Wednesday, November 3, 2010


Back in June this year, I visited the plentiful market of Serian town, about one hour drive from Kuching . Serian is a regular stop-over for tourists on their way to visiting the longhouses of Skran, Lemanak or Batang Ai.                                                                                                                                      While I was there to shoot the Durian monument with my camera (check out my previous post: Green Monuments), I spotted a little old lady, seated on a woven mat, timidly laid out on the ground, yet standing out quite obviously with her baskets of many color,  in a corner of the otherwise mostly green vegetable section of the market. As I looked closer, I noticed that the baskets were entirely made of interwoven plastic strips and although I am usually no fan of plastic ware, except for cold storage purposes, I couldn’t help feeling excited and I felt rather frustrated that I just did not have enough time to spend to select a couple, at least, of those beautiful baskets.                                 
Back in Kuching, I mentioned the basket lady to a few of my friends, making a promise to myself to go back there and purchase one of two as soon as I would return from a trip to Perth WA. While I was enjoying browsing in a quaint little shop in Cottlesloe, near Perth, I found myself looking at the same type of colorful baskets! Yet of course with an Australian price, which helped convince me even further that I should indeed go back to the little old lady, back in Serian, Borneo; and so I did, last Sunday morning. I did not find any trace of my little old lady. Instead and to my great surprise, I found the whole center of the vegetable market occupied with rows of baskets, from small to very large, square and round, all with beautifully sharp colors.                              

While scouting for two different sizes and colors, I started chatting with the women who were busy weaving; they told me that they were self taught and worked at the market every day of the week and Sundays; they got their supply of plastic straps from the hardware shop. 

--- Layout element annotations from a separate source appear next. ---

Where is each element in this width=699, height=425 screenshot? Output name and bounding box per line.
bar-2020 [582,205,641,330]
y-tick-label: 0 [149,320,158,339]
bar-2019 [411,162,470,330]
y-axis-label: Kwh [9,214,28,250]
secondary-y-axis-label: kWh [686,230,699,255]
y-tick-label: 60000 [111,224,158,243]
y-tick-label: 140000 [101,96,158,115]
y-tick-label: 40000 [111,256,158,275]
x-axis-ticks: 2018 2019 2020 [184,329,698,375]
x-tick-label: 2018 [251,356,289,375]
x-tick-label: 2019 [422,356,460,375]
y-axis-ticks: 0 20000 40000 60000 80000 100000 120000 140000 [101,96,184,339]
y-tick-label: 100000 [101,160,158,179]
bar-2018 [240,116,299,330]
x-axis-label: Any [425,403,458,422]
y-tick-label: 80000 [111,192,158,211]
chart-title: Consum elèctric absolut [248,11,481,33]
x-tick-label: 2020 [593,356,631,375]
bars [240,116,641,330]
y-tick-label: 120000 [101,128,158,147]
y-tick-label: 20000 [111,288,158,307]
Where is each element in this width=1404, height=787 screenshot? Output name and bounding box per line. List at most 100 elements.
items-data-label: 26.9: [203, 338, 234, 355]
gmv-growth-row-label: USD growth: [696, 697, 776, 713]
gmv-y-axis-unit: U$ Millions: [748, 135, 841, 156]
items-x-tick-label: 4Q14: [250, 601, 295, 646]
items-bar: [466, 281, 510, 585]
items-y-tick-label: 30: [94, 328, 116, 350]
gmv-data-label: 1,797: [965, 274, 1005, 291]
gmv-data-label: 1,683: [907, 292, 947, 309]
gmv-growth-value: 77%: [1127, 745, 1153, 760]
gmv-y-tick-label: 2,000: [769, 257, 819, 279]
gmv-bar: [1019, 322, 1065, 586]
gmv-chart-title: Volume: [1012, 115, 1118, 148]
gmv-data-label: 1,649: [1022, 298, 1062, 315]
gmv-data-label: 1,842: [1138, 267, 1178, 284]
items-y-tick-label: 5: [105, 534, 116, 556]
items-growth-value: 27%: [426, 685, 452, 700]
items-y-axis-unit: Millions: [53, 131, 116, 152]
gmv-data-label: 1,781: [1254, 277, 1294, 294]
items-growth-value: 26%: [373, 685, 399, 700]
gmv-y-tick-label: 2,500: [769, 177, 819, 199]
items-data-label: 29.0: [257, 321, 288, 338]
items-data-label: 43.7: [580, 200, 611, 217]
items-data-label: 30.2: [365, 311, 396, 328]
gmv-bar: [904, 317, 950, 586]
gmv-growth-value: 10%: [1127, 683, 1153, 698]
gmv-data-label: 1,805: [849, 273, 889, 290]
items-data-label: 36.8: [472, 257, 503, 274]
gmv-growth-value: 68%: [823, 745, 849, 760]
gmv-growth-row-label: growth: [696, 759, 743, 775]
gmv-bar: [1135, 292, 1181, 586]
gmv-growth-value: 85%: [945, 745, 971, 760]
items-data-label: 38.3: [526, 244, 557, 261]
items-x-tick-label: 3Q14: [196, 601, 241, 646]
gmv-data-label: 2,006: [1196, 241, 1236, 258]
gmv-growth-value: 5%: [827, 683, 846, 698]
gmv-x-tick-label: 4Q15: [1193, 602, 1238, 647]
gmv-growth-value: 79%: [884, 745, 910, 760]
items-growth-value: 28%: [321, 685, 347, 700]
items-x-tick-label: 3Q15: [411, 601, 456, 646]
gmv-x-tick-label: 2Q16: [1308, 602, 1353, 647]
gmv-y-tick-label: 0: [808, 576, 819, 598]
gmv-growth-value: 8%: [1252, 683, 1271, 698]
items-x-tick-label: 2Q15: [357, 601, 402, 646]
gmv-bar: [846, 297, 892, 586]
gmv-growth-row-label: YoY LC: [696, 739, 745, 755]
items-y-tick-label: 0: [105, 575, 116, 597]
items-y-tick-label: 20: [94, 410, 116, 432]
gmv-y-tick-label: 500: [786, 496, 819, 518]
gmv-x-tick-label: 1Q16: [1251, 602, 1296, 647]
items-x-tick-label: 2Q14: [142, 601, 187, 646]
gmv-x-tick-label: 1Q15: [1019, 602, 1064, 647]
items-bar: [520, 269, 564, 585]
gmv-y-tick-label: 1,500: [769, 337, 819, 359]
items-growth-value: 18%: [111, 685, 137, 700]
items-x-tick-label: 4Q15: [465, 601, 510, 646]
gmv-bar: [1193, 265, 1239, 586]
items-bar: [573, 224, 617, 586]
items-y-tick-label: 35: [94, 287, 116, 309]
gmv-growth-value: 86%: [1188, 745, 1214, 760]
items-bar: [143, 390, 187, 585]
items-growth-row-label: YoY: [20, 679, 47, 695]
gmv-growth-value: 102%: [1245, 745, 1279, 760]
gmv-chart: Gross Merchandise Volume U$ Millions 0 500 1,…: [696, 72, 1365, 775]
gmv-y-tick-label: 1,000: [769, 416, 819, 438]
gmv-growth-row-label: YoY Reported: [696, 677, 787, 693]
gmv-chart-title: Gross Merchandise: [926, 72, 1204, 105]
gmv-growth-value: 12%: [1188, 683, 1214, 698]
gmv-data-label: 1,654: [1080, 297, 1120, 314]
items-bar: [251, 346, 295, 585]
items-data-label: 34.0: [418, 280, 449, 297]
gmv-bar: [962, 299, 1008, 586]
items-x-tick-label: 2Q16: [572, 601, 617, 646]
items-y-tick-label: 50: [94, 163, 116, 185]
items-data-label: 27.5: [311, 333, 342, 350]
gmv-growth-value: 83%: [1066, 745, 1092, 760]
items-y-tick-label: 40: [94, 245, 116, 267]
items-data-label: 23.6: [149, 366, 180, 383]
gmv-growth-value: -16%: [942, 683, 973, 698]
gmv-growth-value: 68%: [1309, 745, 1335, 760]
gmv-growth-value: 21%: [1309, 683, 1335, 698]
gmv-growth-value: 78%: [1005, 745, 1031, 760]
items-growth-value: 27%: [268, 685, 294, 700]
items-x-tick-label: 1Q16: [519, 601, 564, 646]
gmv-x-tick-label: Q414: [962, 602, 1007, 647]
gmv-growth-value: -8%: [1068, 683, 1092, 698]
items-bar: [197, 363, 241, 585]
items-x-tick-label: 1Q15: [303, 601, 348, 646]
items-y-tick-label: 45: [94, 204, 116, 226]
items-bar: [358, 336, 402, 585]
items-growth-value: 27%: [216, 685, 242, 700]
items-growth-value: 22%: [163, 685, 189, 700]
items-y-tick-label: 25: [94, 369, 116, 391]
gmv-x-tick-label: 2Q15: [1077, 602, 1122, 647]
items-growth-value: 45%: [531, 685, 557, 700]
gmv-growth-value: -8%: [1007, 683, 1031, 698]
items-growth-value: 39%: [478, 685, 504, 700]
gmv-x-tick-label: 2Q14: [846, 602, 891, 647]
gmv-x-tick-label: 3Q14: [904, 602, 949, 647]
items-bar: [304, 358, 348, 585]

A pinkish basket for my lap-top

Shopping was good; I went back home with a shocking pink and white basket to carry my lap-top and another large one and more purple to store magazines, unaware that my friend Alicia had transformed one of her own into a still life, right inside her living-room, bringing me to think that there seems to be no limit to uses of those beautiful baskets of many colors.

Alicia's basket: what a splendid idea!